Posted by Donna on 12:21 PM with No comments

We all have our fears and phobias. Some have more than others. While I’m a big animal lover, I’m not a fan of small, scurrying rodents. That’s why I have a cat. When they were younger, my kids were not allowed to have pet gerbils. It’s something about the tail. I did, however, concede to a succession of hamsters, all named Petey. No tail.

I’m terrified of bats. They are horrendous mice with wings.  That’s why I have a husband, a good friend named Dean, and a tennis racket. Dean will gladly and with enthusiastic animation, tell anyone who will listen about the phone calls he‘s received from Jason, calling from Massachusetts, to dispatch him to our house because I’d locked myself in the bathroom, hiding from a circling and swooping bat.

While my encounters with mice and bats have left me mentally scarred [read:overdramatic], they pale in comparison to my fear of birds. I can’t tell you specifically about the first mouse or bat that sent me screaming, but I can certainly tell you about the first bird. It started with a duck.

Growing up, I remember the stories of children who would find a real bunny, chick or duckling, in addition to the chocolate variety, in their Easter basket. My friend, Angelo, who lived around the corner, was one of them.  I was 11. It was June, school was out, and I had gone to his house to play in the yard (we still played in backyards when I was 11).  And there it was…. a larger than life, oranged billed white duck, its webbed feet tucked beneath it, sleeping in a corner of his yard. “Want to see it?” he asked. I don’t remember answering, but I do remember a blur of white feathers running at me, honking, flapping and chasing me around his yard. I ran home, screaming and swearing 11-year old vengeance, which I don’t think I ever exacted.  Despite the duck incident, Angelo and I are still friends.  The duck, however, was never seen again.

A decade later, my late father-in-law, Bill thought it would be fun to release my mother-in-law’s cockatiel from its cage and let it fly around the house.  The more I shrieked, the more he laughed. We didn’t visit for a while after that.

In the years since, I’ve been chased by a Canadian goose, attacked [read: overdramatic…again] by seagulls at the rest area on the Chesapeake Bay Bridge Tunnel, and have had innumerous close encounters with swooping fowl, including a falcon with a 4 foot wingspan while on the back of my husband’s Harley.

Living in Massachusetts, my new nemesis is the Turkey. They roam wild and freely in our neighborhood, a band of feathered adversaries who chase squirrels from bird feeders and parade down the middle of our quiet road with defiance and arrogance. For one who fears the feathered, these are not foes to be taken lightly.  Some of these birds are the size of small children.

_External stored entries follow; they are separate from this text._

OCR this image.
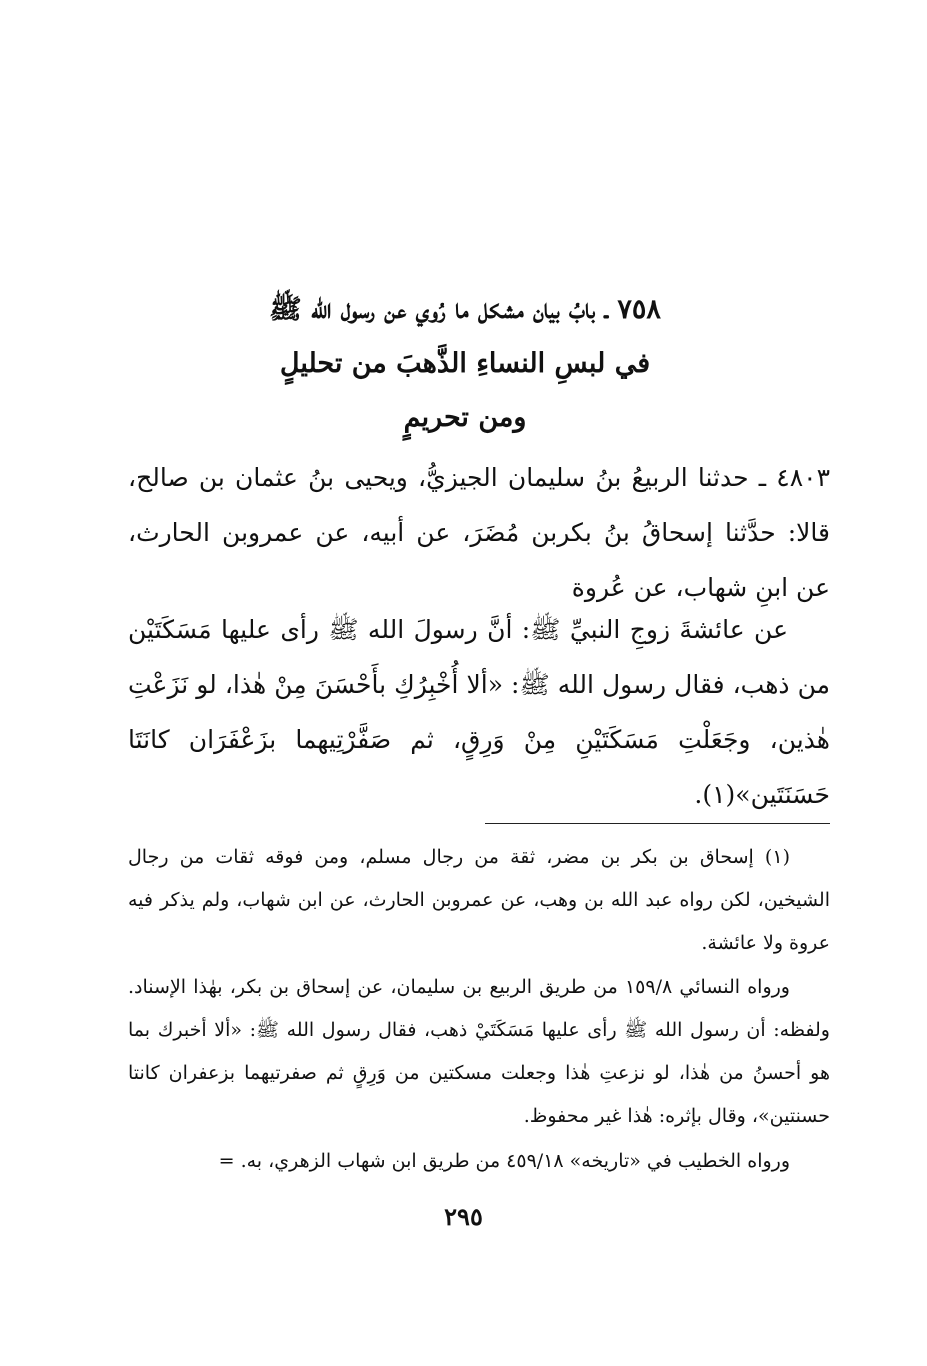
٧٥٨ ـ بابُ بيان مشكل ما رُوي عن رسول الله ﷺ
في لبسِ النساءِ الذَّهبَ من تحليلٍ
ومن تحريمٍ

٤٨٠٣ ـ حدثنا الربيعُ بنُ سليمان الجيزيُّ، ويحيى بنُ عثمان بن صالح، قالا: حدَّثنا إسحاقُ بنُ بكربن مُضَرَ، عن أبيه، عن عمروبن الحارث، عن ابنِ شهاب، عن عُروة

عن عائشةَ زوجِ النبيِّ ﷺ: أنَّ رسولَ الله ﷺ رأى عليها مَسَكَتَيْن من ذهب، فقال رسول الله ﷺ: «ألا أُخْبِرُكِ بأَحْسَنَ مِنْ هٰذا، لو نَزَعْتِ هٰذين، وجَعَلْتِ مَسَكَتَيْنِ مِنْ وَرِقٍ، ثم صَفَّرْتِيهما بزَعْفَرَان كانَتَا حَسَنَتَين»(١).

(١) إسحاق بن بكر بن مضر، ثقة من رجال مسلم، ومن فوقه ثقات من رجال الشيخين، لكن رواه عبد الله بن وهب، عن عمروبن الحارث، عن ابن شهاب، ولم يذكر فيه عروة ولا عائشة.

ورواه النسائي ١٥٩/٨ من طريق الربيع بن سليمان، عن إسحاق بن بكر، بهٰذا الإسناد. ولفظه: أن رسول الله ﷺ رأى عليها مَسَكَتَيْ ذهب، فقال رسول الله ﷺ: «ألا أخبرك بما هو أحسنُ من هٰذا، لو نزعتِ هٰذا وجعلت مسكتين من وَرِقٍ ثم صفرتيهما بزعفران كانتا حسنتين»، وقال بإثره: هٰذا غير محفوظ.

ورواه الخطيب في «تاريخه» ٤٥٩/١٨ من طريق ابن شهاب الزهري، به. =

٢٩٥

Last week, Jason and I were sitting on our front porch, enjoying the first rain-free day in a week, when I spied them, five of them, striding out of the woods, their wattles wattling, to feast at the bird feeder across the street. There was clearly a pecking order (no pun intended) as the biggest and proudest led the way.  A rustling in the distance caused him to puff and unfurl his feathers, a circular display of plumage that had him nearly double in size.

I decided that I needed a picture of this posturing, grabbed my camera and headed gingerly off the porch.

They were on the move, and I naively followed, like the ingénue in those campy teen horror movies, who ignores the dramatic music and with wide-eyed wonder heads into the dark basement.  He puffed once, twice, and stood stoically still, daring me to come closer.  I didn’t. They moved on, and I followed, getting within 5 feet before he turned, stared coldly at me with those beady eyes on that skeletal-like head and displayed every feather…right before he charged.  It was the duck all over again. I screamed and dashed back to the porch.  The only thing louder than my heavy erratic breathing was Jason’s laughter as the bird disappeared into the woods, entourage in tow.
I can hear them in the mornings when I’m out walking Ajax, that frenetic gobbling taunting me from the depths of the wooded glen that surrounds our complex.  A quick tug on the leash, and we pick up the pace. I’ve learned my lesson. I’ll stay out of his, and harm’s way, but he should be warned - had this been another day and time, and well, century, that bird would have been blinded by the sun bouncing off the shiny brass buckles of Jason’s ancestors’ shoes, staring down the barrel of a wheel lock gun, not the lens of my Canon XTi.  And then he’d be dinner.

Will my fear of things with wings ever subside? When pigs fly.

But that will probably result in an entirely new phobia.